The US Will Stand Alone Outside the World’s Climate Treaty
On Wednesday, President Trump announced he was withdrawing the U.S. from the principal treaty for international cooperation on climate change.
The Trump administration’s all-out assault on climate and environmental policy is nothing new—it has been a defining feature of the president’s agenda since his first term. And yet, Trump’s decision to pull the U.S. from the United Nations Framework Convention on Climate Change (UNFCCC) still shocked the world on Wednesday.
Trump signed a sweeping executive order to effectively withdraw the U.S. from 66 international organizations that “no longer serve American interests,” according to the White House. That includes the UNFCCC, the foundational treaty and legal framework for global cooperation to combat climate change. The move will leave the U.S. as the only country in the world not part of the treaty.
The executive order also pulled the U.S. from the Intergovernmental Panel on Climate Change (IPCC)—the leading global scientific body studying climate change—and more than a dozen other international partnerships focused on climate, conservation, natural resources, energy, and sustainability.

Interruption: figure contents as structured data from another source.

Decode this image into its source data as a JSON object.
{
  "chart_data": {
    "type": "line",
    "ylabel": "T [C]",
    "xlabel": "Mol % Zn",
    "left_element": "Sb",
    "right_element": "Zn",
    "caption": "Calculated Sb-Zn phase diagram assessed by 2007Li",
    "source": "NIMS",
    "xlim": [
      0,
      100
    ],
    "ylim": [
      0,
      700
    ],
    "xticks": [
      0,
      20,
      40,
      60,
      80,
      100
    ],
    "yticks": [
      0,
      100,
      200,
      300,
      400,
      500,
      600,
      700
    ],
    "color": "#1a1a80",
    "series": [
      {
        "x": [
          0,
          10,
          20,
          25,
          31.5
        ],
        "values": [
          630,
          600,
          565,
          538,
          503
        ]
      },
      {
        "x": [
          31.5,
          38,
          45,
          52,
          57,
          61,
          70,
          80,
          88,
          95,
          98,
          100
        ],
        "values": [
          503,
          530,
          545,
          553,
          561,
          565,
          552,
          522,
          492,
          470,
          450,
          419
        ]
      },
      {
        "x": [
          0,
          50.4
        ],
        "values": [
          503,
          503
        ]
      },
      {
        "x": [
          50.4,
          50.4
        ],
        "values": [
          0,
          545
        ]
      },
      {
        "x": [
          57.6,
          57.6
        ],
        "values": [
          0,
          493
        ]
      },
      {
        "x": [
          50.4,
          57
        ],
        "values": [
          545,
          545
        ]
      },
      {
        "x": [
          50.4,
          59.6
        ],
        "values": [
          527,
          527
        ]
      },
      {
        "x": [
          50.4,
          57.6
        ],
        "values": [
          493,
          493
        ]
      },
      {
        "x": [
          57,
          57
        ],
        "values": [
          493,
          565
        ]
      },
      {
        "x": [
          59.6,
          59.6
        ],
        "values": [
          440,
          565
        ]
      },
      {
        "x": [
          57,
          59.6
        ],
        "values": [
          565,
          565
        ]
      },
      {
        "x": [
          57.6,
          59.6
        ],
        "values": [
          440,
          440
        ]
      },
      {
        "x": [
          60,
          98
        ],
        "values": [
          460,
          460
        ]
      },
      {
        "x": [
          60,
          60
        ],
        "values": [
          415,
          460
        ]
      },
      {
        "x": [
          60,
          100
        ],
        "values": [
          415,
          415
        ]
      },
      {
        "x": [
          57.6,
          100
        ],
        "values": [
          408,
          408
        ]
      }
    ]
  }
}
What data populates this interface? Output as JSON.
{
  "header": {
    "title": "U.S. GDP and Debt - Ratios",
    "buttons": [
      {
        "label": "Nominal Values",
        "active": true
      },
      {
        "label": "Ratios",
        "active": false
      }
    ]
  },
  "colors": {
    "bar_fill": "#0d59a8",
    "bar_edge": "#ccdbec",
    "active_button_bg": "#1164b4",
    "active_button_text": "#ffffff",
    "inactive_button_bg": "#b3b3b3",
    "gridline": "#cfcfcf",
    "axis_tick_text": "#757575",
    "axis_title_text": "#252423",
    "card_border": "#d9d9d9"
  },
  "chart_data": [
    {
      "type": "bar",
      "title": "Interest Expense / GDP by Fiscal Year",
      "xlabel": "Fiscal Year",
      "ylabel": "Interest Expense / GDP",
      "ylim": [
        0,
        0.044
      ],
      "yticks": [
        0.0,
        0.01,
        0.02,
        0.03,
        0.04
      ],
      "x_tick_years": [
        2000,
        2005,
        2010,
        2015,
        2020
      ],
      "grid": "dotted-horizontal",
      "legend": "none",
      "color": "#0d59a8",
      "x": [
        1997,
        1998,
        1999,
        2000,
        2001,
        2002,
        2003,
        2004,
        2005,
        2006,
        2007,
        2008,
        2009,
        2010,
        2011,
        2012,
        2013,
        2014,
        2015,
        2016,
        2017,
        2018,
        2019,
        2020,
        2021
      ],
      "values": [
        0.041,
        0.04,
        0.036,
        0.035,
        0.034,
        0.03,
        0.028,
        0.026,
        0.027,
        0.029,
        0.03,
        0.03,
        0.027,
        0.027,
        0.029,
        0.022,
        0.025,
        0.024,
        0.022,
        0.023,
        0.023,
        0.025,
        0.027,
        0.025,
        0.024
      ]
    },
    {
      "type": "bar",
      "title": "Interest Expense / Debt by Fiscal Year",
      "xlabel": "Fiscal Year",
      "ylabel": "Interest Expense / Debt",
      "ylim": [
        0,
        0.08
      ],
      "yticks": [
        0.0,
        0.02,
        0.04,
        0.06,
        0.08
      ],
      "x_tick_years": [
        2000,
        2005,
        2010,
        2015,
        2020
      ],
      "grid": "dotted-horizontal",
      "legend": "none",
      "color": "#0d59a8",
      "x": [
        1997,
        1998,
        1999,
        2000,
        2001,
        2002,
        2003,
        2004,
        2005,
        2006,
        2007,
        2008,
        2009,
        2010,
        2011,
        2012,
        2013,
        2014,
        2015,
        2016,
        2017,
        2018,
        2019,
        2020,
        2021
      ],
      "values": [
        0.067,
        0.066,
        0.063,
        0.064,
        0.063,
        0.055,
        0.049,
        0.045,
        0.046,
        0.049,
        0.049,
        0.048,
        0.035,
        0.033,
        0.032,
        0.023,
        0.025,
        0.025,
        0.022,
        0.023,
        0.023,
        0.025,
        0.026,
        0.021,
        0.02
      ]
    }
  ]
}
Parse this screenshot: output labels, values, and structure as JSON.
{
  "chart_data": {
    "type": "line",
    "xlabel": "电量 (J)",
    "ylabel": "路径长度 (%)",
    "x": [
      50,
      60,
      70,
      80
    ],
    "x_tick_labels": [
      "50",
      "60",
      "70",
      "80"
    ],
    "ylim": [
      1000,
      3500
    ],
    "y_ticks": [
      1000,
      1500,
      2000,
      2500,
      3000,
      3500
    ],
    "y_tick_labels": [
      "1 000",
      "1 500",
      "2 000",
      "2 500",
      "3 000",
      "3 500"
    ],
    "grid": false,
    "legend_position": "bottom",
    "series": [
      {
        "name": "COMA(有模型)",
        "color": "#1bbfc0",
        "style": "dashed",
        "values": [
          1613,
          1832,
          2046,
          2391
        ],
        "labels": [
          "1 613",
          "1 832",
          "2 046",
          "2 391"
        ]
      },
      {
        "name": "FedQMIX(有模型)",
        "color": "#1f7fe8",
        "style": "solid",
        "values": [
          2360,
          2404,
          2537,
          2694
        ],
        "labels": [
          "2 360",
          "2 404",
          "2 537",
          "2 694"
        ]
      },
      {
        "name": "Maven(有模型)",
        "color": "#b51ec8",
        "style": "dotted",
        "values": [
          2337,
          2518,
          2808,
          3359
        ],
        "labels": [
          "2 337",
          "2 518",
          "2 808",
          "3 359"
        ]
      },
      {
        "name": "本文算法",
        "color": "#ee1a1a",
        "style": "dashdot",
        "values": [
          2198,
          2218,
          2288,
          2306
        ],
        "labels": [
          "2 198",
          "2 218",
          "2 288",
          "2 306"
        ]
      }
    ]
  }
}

“At a time when climate change impacts are accelerating—whether it’s ever-worsening fire seasons, more intense hurricanes, or prolonged droughts—choosing withdrawal over leadership is shortsighted and profoundly irresponsible,” the leaders of the House Sustainable Energy and Environment Coalition (SEEC) said in an emailed statement. “Climate change does not respect borders, and we cannot address this crisis alone.”
How we got here
This move was a long time coming. Trump has consistently framed international climate agreements as constraints on U.S. sovereignty and economic growth. His withdrawal from the Paris Agreement—an integral part of the UNFCCC—in 2017 signaled broader opposition to UN climate architecture.
The U.S. rejoined the Paris Agreement in 2021 under the Biden administration, but Trump withdrew again on the first day of his second term.
Over the course of 2025, the Trump administration continued to distance itself from global climate leadership, rescinding outstanding pledges to climate funds, canceling support for international clean energy initiatives while financing major fossil fuel projects, and refusing to send a delegation to COP30 (the 2025 UN climate summit in Belém, Brazil).